Gretsch just missed the podium in third, covering the course in a time of 37:51.5 after two misses (1+1+0+0).

In the women’s 10 k standing, neutral competitor Rumyantseva finished first in a time of 33:26.0 after two misses (0+0+1+1). Ukraine’s Batenkova shot clean and raced to a second place finish in a time of 33:57.9. The third and final podium spot went to another Ukrainian skier, Bui, after she also shot 100 percent and completed the course in a time of 34:41.0.

After four missed shots (0+1+2+1), Young finished in seventh in time of 39:20.3.

The women’s visually impaired 10 k went to neutral competitor Lysova in a time of 31:01.0 after she shot clean. Ukrainian Shyshkova missed five shots (3+2+0+0) and eventually raced to second place in 33:00.5. Natalia Rubanovska, also racing for Ukraine, completed the course in 33:30.8 after three misses (1+0+1+1) for third.

Coming in first in the men’s 12.5 k sitting biathlon race was Ukraine’s Rad. After shooting 100 percent, Rad covered the course in a time of 36:27.3. Second went to South Korea’s Eui Hyun Sin, who also shot clean and finished in a time of 37:27.0.

Davidovich, a neutral athlete, missed one shot (0+0+1+0) and raced to third in a time of 37:31.6.

Soule and Pike placed eighth and ninth respectively. Soule missed three shots (2+0+1+0) and finished in a time of 39:56.5, while Pike covered the course in a time of 41:14.6 after five misses (1+2+1+1).

Zaplotinsky covered the course in a time of 42:53.6 after two missed shots (0+1+1+0) and placed 11th.

Cameron did not finish, while his teammate, Fortier did not start.

Competing as a neutral athlete, Lekomtsev finished first in the men’s 12.5 k standing biathlon race, shooting 100 percent and covering the course in a time of 31:51.9. France’s Daviet missed one shot (0+1+0+0) and raced to second in a time of 32:57.0.

Neutral athlete Pronkov shot clean and claimed third in a time of 34:01.4. Canada’s Arendz placed fifth in a time of 34:12.1 after one miss (0+0+1+0).

Also competing for Canada, Barber placed 20th in a time of 47:38.8 after nine misses (3+1+4+1).  

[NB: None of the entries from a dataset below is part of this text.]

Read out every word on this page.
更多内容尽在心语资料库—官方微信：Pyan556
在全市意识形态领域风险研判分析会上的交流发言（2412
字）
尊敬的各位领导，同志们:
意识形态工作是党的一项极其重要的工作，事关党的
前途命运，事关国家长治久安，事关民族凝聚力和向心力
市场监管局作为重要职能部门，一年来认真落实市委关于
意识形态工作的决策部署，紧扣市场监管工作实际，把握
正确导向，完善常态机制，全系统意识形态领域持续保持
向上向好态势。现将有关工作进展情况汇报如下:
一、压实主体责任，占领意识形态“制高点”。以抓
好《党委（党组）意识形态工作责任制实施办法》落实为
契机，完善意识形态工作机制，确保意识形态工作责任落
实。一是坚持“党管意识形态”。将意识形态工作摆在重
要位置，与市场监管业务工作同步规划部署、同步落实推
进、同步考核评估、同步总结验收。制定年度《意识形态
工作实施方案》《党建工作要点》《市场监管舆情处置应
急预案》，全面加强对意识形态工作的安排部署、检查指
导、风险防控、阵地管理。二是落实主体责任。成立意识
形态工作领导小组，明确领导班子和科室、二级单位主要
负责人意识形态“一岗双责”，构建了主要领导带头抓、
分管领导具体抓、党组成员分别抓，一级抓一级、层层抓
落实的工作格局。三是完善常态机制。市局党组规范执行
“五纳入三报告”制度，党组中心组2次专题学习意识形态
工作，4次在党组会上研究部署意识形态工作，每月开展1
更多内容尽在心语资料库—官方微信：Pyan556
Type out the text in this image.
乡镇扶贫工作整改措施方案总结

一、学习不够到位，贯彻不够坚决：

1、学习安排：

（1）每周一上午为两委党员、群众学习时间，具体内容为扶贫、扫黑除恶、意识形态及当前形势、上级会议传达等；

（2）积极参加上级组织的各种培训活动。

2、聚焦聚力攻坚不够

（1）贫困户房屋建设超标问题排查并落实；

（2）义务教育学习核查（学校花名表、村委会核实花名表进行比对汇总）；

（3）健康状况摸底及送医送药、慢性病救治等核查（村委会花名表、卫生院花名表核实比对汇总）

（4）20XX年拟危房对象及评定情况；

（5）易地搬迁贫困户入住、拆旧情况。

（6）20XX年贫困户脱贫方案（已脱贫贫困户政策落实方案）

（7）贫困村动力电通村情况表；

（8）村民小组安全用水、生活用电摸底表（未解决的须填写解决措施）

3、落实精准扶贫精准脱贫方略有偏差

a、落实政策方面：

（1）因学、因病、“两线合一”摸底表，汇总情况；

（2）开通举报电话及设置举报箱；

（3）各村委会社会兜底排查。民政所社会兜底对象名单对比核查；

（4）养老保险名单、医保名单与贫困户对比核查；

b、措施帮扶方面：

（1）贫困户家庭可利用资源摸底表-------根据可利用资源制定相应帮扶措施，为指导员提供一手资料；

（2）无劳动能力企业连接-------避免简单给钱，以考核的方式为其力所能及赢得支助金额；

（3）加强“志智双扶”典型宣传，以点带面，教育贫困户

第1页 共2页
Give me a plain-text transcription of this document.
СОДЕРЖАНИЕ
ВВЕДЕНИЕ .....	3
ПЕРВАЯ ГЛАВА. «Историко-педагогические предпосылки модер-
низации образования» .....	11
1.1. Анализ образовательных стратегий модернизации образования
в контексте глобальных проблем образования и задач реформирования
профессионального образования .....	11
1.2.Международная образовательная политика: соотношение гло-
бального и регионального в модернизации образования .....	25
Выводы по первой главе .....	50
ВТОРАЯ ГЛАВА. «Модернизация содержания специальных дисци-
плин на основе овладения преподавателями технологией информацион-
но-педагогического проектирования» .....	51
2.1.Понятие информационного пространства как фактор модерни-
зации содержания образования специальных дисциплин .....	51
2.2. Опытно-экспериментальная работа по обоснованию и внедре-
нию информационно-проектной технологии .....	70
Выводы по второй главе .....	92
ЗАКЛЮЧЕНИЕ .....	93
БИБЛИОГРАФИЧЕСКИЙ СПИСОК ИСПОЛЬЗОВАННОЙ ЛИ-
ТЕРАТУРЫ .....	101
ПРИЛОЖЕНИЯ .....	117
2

The men’s visually impaired 12.5 k biathlon race went to neutral competitor Chokhlaev, who shot clean and covered the course in a time of 29:42.9. Polukhin, another neutral athlete, claimed second in a time of 30:33.0 after one miss (0+0+1+0). Ukrainian Iurii Utkin reached the podium, finishing third in a time of 30:43.7 after shooting 100 percent.